Example:  If client give us a $100 initial retainer, we will put that $100 into the trust account.  Later, after we have worked on that client’s behalf, we will prepare an invoice.  If that invoice is for $120, we will take $100 from the trust account and apply it to the invoice and send the client a request to pay us the remaining $20.  If that client then pays us $20 or less, we will apply it directly to the money owed.  If, however, the client pays $50, we will put all $50 into the trust account and then withdraw $20 to apply it to the outstanding bill, thus leaving $30 in the trust account. 

Whenever our office issues an invoice to a client who has any money in a trust account, we send a report to our client showing all transactions that have occurred with that trust account.  From that report, our clients can see all financial transaction associated with their account – fees we paid to investigators, to the court, to custody evaluators and to ourselves.  Also, when a trust account has funds remaining after we have completed our work we issue a refund to the client of that money left in the account and include a report of all transactions.

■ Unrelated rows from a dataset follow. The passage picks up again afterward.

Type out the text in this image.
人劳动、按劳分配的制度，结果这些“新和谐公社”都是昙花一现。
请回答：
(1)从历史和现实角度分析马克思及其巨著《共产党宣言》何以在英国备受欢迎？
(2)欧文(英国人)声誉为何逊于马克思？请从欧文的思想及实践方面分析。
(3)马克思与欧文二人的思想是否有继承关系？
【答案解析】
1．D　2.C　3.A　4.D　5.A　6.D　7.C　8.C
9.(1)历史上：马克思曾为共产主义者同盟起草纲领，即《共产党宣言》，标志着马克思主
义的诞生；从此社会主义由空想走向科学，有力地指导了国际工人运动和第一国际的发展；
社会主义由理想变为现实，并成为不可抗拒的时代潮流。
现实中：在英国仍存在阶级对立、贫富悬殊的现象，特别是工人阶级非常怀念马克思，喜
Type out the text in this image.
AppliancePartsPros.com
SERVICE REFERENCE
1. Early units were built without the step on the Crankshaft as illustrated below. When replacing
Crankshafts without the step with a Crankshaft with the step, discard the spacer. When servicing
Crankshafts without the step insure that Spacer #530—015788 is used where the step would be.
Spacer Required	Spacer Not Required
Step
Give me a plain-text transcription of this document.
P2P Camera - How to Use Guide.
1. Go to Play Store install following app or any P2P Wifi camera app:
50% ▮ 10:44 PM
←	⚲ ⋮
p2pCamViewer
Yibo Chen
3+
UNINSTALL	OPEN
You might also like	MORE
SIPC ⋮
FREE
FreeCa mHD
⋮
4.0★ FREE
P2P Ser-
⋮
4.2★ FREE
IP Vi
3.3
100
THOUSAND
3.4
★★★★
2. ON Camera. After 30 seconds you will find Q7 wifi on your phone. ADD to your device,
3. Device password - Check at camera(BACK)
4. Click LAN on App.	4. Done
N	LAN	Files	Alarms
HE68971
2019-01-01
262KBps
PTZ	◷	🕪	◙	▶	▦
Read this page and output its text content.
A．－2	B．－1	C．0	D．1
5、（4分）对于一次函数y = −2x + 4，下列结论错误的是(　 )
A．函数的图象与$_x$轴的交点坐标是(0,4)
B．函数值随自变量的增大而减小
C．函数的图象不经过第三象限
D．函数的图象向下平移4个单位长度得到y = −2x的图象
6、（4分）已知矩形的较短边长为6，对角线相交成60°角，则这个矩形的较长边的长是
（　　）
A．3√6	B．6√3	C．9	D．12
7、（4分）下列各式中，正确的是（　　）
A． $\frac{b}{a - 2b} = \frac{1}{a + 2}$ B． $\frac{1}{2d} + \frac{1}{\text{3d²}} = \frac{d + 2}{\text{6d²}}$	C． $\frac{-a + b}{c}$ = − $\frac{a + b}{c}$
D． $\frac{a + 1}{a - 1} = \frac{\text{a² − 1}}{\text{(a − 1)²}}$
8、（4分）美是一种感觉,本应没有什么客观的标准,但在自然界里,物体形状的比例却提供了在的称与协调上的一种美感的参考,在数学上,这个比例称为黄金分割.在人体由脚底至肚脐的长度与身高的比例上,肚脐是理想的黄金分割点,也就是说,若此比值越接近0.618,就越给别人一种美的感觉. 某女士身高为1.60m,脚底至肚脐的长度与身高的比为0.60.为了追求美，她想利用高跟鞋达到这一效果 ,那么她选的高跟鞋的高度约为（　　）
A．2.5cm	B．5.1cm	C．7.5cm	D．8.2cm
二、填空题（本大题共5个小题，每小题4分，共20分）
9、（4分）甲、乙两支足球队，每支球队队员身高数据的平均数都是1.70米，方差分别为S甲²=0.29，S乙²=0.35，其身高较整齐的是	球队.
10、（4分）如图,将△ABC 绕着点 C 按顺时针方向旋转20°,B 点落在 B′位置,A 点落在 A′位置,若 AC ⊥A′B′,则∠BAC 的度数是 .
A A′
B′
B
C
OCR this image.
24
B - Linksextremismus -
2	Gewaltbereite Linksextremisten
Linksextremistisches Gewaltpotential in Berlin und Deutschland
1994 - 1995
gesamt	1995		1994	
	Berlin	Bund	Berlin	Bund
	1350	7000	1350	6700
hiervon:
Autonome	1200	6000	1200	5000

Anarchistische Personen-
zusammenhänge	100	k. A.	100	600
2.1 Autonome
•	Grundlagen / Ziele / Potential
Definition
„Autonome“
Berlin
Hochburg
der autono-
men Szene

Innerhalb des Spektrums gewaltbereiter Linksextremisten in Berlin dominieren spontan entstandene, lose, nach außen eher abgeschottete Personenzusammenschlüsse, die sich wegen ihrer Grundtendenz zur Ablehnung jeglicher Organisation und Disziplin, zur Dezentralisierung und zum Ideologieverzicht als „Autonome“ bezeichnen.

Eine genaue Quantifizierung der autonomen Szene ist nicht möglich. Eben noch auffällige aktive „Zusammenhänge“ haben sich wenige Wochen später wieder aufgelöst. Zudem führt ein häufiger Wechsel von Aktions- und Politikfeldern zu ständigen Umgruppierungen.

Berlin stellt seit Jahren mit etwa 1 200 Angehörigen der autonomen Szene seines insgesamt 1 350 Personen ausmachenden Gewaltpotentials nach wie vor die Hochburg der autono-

Failure to pay child support prosecutions

Sometimes the district attorney, the attorney general or a custodial parent will prosecute a person for failing to pay a child support obligation.  Although a tremendous number of issues can be involved in these cases, there are some common questions we will ask when we represent a person being prosecuted for not paying child support.  When you come to speak with us about your situation, some of the questions we ask you will usually include the following:

Are you employed? 

      If so, are you being garnished for child support? 

If so, how much is garnished from each paycheck and how often do you receive pay?

Have you been paying any support other than through garnishments?

If so, have you been using a check or money order and can you give us the cancelled checks?

If you are unemployed, have you been applying for work?

If so, please list where you applied, when you applied and how you applied (mailed résumé, online application, submitted written application)

Are you disabled?

      If so, have you applied for SSI (disability)?

If so, please bring us a copy of the SSI decision on your claim.

If so, do you have an attorney in that process and who is that attorney?

If denied SSI, have you appealed and who is your attorney for that appeal?

Do you have a doctor’s written opinion about your disability, if so, bring us a copy.

Do you have any other child support obligations and/or garnishments?

Have you ever modified the support amount or considered?